- Vitamin D isn’t a magical novel coronavirus cure, researchers warn in a new study, saying that more research is required to establish a clear link between vitamin D levels and COVID-19 risks.
- The study advises against supplementing vitamin D intake beyond regular levels in an attempt to prevent or treat COVID-19.
- Researchers say that a balanced diet combined with exposure to sunlight could help with vitamin D intake. Professional help is also advised to address any vitamin D issues.
Researchers theorized in a recent study that vitamin D might help save the lives of patients infected with the novel coronavirus. At the time, we warned that the study had not been reviewed by other researchers and that it didn’t propose conclusions of an actual clinical trial where vitamin D would have been compared to a placebo. The researches didn’t measure vitamin D levels in COVID-19 patients either, looking instead at other patient data, and using other health parameters to determine the expected levels of vitamin D.
We also told you that you shouldn’t attempt to prevent or treat COVID-19 at home with vitamins or other health supplements that go viral on social media, and to follow guidelines from your doctor. Fast forward a few weeks, and a new study warns that high doses of vitamin D can’t prevent or treat COVID-19.
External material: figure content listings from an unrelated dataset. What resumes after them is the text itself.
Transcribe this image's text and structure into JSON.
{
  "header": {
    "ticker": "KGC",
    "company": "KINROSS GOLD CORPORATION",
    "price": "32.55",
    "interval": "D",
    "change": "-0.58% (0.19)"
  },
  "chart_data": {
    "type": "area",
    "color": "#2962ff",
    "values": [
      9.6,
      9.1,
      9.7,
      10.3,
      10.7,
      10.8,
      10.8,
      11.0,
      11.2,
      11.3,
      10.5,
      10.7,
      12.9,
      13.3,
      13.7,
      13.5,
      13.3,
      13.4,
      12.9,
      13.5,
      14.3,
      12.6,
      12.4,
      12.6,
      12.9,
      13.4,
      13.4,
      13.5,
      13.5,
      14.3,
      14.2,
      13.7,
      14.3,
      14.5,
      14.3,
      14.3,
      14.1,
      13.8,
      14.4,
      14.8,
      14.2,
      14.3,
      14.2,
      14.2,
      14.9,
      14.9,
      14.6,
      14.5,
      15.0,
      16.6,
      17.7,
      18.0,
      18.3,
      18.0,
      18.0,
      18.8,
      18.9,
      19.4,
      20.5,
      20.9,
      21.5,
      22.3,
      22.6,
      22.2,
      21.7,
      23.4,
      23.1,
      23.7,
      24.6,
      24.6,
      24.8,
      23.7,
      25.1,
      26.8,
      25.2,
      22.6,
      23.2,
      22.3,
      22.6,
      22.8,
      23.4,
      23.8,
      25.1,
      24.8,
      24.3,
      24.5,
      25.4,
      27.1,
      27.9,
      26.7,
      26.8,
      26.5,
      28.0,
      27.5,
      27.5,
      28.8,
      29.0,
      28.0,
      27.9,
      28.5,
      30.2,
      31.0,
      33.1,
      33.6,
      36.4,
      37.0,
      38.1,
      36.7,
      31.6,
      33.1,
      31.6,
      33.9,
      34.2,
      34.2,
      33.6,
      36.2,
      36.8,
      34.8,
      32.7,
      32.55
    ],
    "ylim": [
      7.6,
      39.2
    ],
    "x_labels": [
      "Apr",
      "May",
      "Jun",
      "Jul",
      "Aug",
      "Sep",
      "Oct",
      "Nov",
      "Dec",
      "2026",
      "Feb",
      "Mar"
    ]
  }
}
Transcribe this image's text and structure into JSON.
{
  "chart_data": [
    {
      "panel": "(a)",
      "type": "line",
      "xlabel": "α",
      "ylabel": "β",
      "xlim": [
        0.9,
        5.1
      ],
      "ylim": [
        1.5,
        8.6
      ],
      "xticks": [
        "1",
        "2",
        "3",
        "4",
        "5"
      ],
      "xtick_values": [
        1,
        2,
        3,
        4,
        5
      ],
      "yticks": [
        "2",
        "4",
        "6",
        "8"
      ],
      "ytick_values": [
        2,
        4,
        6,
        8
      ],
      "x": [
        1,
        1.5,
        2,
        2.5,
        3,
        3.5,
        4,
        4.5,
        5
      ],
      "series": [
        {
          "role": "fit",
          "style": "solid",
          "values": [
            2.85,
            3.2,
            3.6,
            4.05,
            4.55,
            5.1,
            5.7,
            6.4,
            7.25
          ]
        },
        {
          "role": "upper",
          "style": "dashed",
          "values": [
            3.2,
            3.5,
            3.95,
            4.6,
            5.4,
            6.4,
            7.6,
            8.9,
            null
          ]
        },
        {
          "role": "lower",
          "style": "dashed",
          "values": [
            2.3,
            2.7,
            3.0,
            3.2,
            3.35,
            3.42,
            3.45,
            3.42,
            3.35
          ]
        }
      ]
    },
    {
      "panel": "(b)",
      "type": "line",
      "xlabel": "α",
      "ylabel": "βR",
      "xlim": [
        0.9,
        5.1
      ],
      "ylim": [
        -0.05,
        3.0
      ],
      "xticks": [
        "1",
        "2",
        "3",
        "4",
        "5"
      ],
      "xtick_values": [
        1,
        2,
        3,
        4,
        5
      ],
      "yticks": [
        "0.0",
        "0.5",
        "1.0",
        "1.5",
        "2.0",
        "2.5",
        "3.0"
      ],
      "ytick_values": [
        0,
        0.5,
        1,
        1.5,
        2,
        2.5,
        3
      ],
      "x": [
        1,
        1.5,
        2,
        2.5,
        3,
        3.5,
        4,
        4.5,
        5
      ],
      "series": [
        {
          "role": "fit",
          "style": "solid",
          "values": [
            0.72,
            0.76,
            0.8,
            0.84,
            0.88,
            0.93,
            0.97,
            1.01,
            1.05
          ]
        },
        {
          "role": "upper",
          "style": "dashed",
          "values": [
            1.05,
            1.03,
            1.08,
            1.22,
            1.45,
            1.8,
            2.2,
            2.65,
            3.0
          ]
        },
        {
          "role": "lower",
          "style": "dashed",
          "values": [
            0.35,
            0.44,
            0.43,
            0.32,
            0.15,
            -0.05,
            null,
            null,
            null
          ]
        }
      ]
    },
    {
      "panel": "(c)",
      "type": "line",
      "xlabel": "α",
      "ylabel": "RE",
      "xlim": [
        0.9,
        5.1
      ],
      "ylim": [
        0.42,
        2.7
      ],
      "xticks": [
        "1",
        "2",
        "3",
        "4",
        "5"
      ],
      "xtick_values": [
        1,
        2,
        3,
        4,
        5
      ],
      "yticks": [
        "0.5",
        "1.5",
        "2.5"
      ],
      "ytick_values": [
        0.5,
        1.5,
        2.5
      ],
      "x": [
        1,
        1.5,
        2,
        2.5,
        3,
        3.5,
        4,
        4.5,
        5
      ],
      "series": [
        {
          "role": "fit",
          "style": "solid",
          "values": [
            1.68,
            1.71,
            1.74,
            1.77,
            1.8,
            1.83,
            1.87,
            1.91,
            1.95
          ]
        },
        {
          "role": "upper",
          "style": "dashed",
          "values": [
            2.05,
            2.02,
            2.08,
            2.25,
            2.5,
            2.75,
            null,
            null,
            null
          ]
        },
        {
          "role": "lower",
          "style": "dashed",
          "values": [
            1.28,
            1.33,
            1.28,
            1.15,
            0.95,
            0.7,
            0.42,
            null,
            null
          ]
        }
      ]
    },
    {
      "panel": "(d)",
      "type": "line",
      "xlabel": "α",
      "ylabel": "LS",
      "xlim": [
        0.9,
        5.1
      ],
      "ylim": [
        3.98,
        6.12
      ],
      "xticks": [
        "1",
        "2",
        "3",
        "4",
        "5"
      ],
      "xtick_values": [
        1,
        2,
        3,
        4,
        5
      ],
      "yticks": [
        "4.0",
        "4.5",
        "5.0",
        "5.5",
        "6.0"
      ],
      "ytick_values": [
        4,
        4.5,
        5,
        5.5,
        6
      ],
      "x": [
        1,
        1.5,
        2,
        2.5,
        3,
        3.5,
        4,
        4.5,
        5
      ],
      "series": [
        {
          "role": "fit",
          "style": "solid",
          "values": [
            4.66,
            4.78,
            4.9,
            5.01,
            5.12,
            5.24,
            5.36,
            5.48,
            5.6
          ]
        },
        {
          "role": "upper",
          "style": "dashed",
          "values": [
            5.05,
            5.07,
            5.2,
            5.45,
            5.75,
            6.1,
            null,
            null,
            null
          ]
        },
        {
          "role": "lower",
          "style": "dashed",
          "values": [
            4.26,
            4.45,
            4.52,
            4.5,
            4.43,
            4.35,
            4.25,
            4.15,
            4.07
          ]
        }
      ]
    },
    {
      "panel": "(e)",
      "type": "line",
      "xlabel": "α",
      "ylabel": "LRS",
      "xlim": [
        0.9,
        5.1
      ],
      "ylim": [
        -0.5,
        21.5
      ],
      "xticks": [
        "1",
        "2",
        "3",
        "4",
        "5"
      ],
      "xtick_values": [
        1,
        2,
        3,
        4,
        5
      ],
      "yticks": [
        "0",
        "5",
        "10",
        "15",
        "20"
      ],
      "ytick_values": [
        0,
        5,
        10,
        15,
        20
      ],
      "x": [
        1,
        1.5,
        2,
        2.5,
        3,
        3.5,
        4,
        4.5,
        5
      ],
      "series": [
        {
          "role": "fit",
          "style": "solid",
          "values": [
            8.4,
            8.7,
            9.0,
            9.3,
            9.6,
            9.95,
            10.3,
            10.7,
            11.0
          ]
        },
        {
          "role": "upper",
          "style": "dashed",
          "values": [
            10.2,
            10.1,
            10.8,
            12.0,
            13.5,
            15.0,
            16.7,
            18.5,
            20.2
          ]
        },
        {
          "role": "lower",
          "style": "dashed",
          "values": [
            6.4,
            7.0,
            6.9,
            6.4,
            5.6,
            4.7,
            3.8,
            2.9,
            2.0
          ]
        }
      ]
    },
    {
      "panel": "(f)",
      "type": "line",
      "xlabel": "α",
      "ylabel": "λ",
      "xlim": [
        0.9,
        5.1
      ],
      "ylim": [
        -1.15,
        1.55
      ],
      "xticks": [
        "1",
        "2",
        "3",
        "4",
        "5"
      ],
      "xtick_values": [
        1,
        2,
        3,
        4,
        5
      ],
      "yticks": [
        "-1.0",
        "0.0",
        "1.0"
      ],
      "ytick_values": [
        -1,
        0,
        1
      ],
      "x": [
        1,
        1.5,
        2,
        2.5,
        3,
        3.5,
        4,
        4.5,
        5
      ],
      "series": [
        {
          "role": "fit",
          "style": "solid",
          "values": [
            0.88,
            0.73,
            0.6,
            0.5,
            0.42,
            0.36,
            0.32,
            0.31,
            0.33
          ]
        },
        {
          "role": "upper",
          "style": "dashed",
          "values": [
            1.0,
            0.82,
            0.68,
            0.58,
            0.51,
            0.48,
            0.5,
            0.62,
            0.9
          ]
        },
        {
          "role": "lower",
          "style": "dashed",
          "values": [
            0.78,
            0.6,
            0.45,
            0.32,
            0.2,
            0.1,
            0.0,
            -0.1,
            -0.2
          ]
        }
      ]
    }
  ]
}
Scientists from several UK and US medical universities and institutions penned a paper in BMJ Nutrition, Prevention, and Health that explains there’s not enough scientific evidence to prove beneficial effects of vitamin D in COVID-19 therapy.
“The continued spread of the novel SARS-CoV-2 virus, and the disease COVID-19 that is caused by SARS-CoV-2, has led to calls for widespread high-dose vitamin D supplementation,” the researchers write. “These calls are without support from pertinent studies in humans at this time, but rather based on speculations about presumed [emphasis theirs] mechanisms.”
The researchers explain that more studies are underway that could provide answers about the effect of vitamin D on COVID-19. Until then, vitamin-D supplementation isn’t advised.
“We recommend appropriate vitamin D RCTs to evaluate the effects of vitamin D supplementation on COVID-19 infections. Until there is more robust scientific evidence for vitamin D, we strongly caution against the use of high vitamin D supplementation (greater than the upper limit of 4000 IU/day (100 µg/day)),” they say.
That’s not to say vitamin D deficiency is something that should be taken lightly. However, that doesn’t mean that addressing vitamin D deficiencies or boosting intake has any effect on the novel coronavirus.
“Most of our vitamin D comes from exposure to sunlight, however for many people, particularly those who are self-isolating with limited access to sunlight during the current pandemic, getting enough vitamin D may be a real challenge,” Birmingham University’s Carolyn Greig told Times of India. “Although there is some evidence that low vitamin D is associated with acute respiratory tract infections, there is currently insufficient evidence for vitamin D as a treatment for COVID-19 and over-supplementing must be avoided as it could be harmful.”
The researchers noted that a balanced diet offers plenty of vitamin D, with “oily fish, red meat, egg yolk and fortified foods, such as breakfast cereals in the UK, as well as fortified milk in the USA and Canada.” Safe sunlight exposure is also advised to boost vitamin D levels. Patients should seek the help of medical professionals if they need to address any potential vitamin D deficiencies.